Exporters are now required to strictly adhere to the stipulated timelines for repatriating proceeds:
- Non-Oil Exports: Must be repatriated within 180 days from the bill of lading date.
- Oil & Gas Exports: Must be repatriated within 90 days from the bill of lading date.
The CBN emphasized that these timelines are non-negotiable and that extensions previously granted through authorized dealer banks will no longer be approved.
Implications for Exporters and Banks
Exporters and their authorized dealer banks are now obligated to ensure compliance with these rules. Banks are expected to notify their clients of the updated regulations and take proactive measures to enforce adherence.
Failure to comply with the new guidelines may attract penalties or other regulatory actions from the CBN.
The circular stated:
“With effect from the date of this circular, the Central Bank of Nigeria will no longer approve requests for extension of repatriation of export proceeds by Authorized Dealers on behalf of their customers. Proceeds of oil and non-oil exports are to be repatriated and credited into the exporters’ export proceeds domiciliary accounts within the stipulated timelines.”
Background and Policy Objectives
The policy aligns with the CBN’s broader strategy to enhance foreign exchange inflows and strengthen Nigeria’s foreign reserves.

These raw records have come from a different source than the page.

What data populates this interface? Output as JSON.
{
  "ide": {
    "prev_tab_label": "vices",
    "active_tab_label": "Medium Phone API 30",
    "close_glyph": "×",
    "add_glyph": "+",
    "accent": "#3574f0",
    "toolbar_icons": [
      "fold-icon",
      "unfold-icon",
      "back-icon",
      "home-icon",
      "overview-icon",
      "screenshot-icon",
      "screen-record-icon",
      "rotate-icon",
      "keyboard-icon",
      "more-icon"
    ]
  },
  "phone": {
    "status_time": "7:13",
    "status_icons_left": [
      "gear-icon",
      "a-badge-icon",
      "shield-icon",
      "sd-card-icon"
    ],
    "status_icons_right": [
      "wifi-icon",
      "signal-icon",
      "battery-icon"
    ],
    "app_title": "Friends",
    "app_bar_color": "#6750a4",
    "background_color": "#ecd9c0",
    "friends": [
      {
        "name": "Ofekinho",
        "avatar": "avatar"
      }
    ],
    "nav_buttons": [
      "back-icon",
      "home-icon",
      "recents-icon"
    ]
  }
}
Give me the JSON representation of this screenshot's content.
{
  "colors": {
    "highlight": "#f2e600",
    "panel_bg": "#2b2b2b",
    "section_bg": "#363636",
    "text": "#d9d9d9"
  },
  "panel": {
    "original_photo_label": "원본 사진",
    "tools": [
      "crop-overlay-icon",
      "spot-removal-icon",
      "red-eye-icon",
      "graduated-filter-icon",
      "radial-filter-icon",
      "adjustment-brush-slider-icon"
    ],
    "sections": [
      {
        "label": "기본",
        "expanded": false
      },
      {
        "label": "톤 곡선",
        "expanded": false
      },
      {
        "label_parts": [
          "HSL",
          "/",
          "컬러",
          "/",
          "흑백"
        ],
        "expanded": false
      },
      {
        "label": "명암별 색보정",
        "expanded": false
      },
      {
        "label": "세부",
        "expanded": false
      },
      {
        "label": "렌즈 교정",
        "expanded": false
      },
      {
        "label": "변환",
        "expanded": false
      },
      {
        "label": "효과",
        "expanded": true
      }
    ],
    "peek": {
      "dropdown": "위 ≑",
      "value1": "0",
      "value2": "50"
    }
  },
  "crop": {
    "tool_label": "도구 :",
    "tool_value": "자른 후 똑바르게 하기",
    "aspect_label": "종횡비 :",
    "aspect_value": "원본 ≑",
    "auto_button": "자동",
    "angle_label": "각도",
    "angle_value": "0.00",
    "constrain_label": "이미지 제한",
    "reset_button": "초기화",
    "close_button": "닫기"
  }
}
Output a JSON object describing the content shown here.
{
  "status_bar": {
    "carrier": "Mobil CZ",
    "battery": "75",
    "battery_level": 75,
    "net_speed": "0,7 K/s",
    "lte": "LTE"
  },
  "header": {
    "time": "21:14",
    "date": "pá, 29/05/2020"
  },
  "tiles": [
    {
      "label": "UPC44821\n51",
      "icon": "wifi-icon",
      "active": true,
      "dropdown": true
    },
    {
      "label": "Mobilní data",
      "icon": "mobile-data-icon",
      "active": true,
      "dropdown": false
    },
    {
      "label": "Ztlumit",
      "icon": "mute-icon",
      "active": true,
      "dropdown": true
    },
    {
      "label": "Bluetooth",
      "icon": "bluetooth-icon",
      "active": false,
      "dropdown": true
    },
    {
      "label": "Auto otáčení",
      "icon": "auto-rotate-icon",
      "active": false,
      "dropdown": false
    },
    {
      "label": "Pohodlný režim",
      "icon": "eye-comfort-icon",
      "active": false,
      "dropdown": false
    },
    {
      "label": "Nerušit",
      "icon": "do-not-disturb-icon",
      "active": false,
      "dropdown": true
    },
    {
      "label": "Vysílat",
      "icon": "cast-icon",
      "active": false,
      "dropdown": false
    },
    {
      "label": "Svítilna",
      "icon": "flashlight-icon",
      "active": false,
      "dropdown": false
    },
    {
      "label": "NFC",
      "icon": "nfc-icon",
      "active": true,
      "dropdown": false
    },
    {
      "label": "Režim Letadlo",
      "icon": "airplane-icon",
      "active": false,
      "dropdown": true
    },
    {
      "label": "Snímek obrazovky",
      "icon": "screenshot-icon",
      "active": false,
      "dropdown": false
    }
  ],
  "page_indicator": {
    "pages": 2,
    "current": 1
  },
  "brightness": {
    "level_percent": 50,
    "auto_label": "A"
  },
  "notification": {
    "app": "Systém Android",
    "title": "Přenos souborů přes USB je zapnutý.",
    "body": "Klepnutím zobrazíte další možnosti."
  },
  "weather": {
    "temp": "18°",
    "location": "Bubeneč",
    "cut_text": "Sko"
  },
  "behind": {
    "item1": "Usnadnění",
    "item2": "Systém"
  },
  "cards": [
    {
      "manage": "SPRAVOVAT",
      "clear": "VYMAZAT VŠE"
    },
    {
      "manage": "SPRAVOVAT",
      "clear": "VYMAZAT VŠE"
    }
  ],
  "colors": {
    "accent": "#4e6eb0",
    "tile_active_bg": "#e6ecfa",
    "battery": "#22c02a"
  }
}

This move follows a series of measures introduced last year to regulate foreign exchange transactions by exporters, including international oil companies (IOCs).
- Previous Measures for IOCs:
- Limited immediate remittance of 100% forex proceeds to parent companies abroad.
- Required IOCs to repatriate 50% of proceeds immediately and the remaining 50% within 90 days.
- Mandated prior approval for cash pooling under the CBN’s framework and detailed reporting on expenditures before pooling.
These measures allowed IOCs to use part of their proceeds to meet financial obligations within Nigeria while selling a portion to authorized foreign exchange dealers.
Potential Impact
This latest directive imposes stricter obligations on exporters, particularly those who rely on extensions for repatriation compliance. By reinforcing these rules, the CBN aims to:
- Increase foreign exchange liquidity.
- Mitigate delays in foreign currency inflows.
- Boost confidence in Nigeria’s foreign exchange market.
The policy is expected to have significant implications for exporters, financial institutions, and the broader economy as stakeholders adjust to the new framework.